Medical textbook definition: Disease mongering is the process by which commercial or professional interests, often including pharmaceutical companies and affiliated clinicians or opinion leaders, deliberately expand the boundaries of treatable illness and intensify public anxiety about health conditions in order to increase demand for medical interventions. It may involve redefining normal human experiences as pathological, emphasizing worst-case scenarios, or promoting poorly validated diagnostic categories, thereby medicalizing everyday life and diverting resources toward low-value or unnecessary care.
https://www.medclinrese.org/open-access/excess-deaths-in-the-united-kingdom-midazolam-and-euthanasia-in-the-covid19-pandemic.pdf





It's infuriating to see this whole 'health freedom movement' reject real truths AND profit whilst doing so. I suppose therein lies an answer as to why they choose to focus on what they do. In an article i since unpublished to keep my stack inquiry focused i wrote about World Council for Health or Wealth as i called it.
''On the WCFH website they have various ‘solutions’ to treating ‘COVID-19’ and even ‘Long COVID’ using a combination of supplements and drugs like Ivermectin. Much of the information even available in 27 languages!'
Be 1 in 500 the most recent campaign
I couldn’t help but notice the WCFH slogan;
‘‘a community of change makers shaping the future’’
..which is eerily similar to the WEFs Global Shapers programme, a community of 8,000 young people in 165 countries and territories.

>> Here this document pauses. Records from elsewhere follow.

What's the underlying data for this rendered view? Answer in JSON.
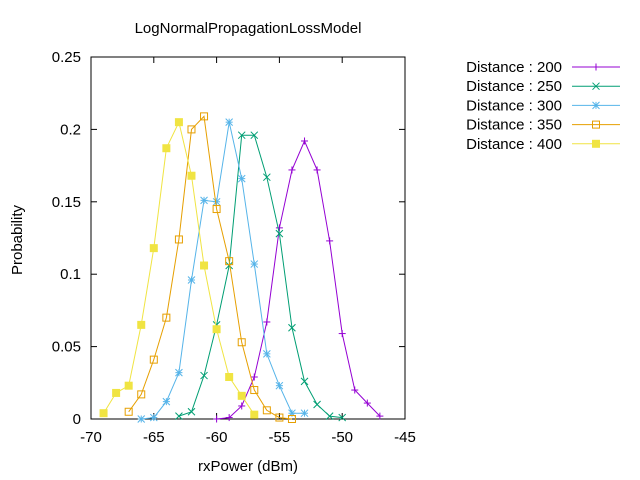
{
  "chart_data": {
    "type": "line",
    "title": "LogNormalPropagationLossModel",
    "xlabel": "rxPower (dBm)",
    "ylabel": "Probability",
    "xlim": [
      -70,
      -45
    ],
    "ylim": [
      0,
      0.25
    ],
    "xticks": [
      -70,
      -65,
      -60,
      -55,
      -50,
      -45
    ],
    "yticks": [
      0,
      0.05,
      0.1,
      0.15,
      0.2,
      0.25
    ],
    "xtick_labels": [
      "-70",
      "-65",
      "-60",
      "-55",
      "-50",
      "-45"
    ],
    "ytick_labels": [
      "0",
      "0.05",
      "0.1",
      "0.15",
      "0.2",
      "0.25"
    ],
    "grid": false,
    "legend_position": "right",
    "series": [
      {
        "name": "Distance : 200",
        "color": "#9400d3",
        "marker": "plus",
        "x": [
          -60,
          -59,
          -58,
          -57,
          -56,
          -55,
          -54,
          -53,
          -52,
          -51,
          -50,
          -49,
          -48,
          -47
        ],
        "y": [
          0.0,
          0.001,
          0.009,
          0.029,
          0.067,
          0.132,
          0.172,
          0.192,
          0.172,
          0.123,
          0.059,
          0.02,
          0.011,
          0.002
        ]
      },
      {
        "name": "Distance : 250",
        "color": "#009e73",
        "marker": "cross",
        "x": [
          -63,
          -62,
          -61,
          -60,
          -59,
          -58,
          -57,
          -56,
          -55,
          -54,
          -53,
          -52,
          -51,
          -50
        ],
        "y": [
          0.002,
          0.005,
          0.03,
          0.065,
          0.106,
          0.196,
          0.196,
          0.167,
          0.128,
          0.063,
          0.026,
          0.01,
          0.002,
          0.001
        ]
      },
      {
        "name": "Distance : 300",
        "color": "#56b4e9",
        "marker": "star",
        "x": [
          -66,
          -65,
          -64,
          -63,
          -62,
          -61,
          -60,
          -59,
          -58,
          -57,
          -56,
          -55,
          -54,
          -53
        ],
        "y": [
          0.0,
          0.001,
          0.012,
          0.032,
          0.096,
          0.151,
          0.15,
          0.205,
          0.166,
          0.107,
          0.045,
          0.023,
          0.004,
          0.004
        ]
      },
      {
        "name": "Distance : 350",
        "color": "#e69f00",
        "marker": "square-open",
        "x": [
          -67,
          -66,
          -65,
          -64,
          -63,
          -62,
          -61,
          -60,
          -59,
          -58,
          -57,
          -56,
          -55,
          -54
        ],
        "y": [
          0.005,
          0.017,
          0.041,
          0.07,
          0.124,
          0.2,
          0.209,
          0.145,
          0.109,
          0.053,
          0.02,
          0.006,
          0.001,
          0.0
        ]
      },
      {
        "name": "Distance : 400",
        "color": "#f0e442",
        "marker": "square-filled",
        "x": [
          -69,
          -68,
          -67,
          -66,
          -65,
          -64,
          -63,
          -62,
          -61,
          -60,
          -59,
          -58,
          -57
        ],
        "y": [
          0.004,
          0.018,
          0.023,
          0.065,
          0.118,
          0.187,
          0.205,
          0.168,
          0.106,
          0.062,
          0.029,
          0.016,
          0.003
        ]
      }
    ]
  }
}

‘‘Founded 15 years ago on a bold belief that – given the platform, tools and trust – young people could shape the future of their cities and the world.’’
-World Economic Forum
Also last year Tess was travelling the world speaking at various events like Liberpulco where VIP tickets were on offer from $4000-$6500.
On and on.
How about the theory that convid wasn't totally a con or a cold, but a wave of radiation sickness caused by novel radiation? The lab leak talk would therefore still be a massive distraction, and all the testing and horrific treatments would stay misleading and horrific. But it would explain why some treatments did appear to be effective. They were interestingly often antiparasiticals. Not just Ivermectin and Hydroxochloroquine but also Artemisia Annua and CDS for example. Something was entering our bodies that should not have been there, even prior to the very obvious stuff. Or there was a combination of factors.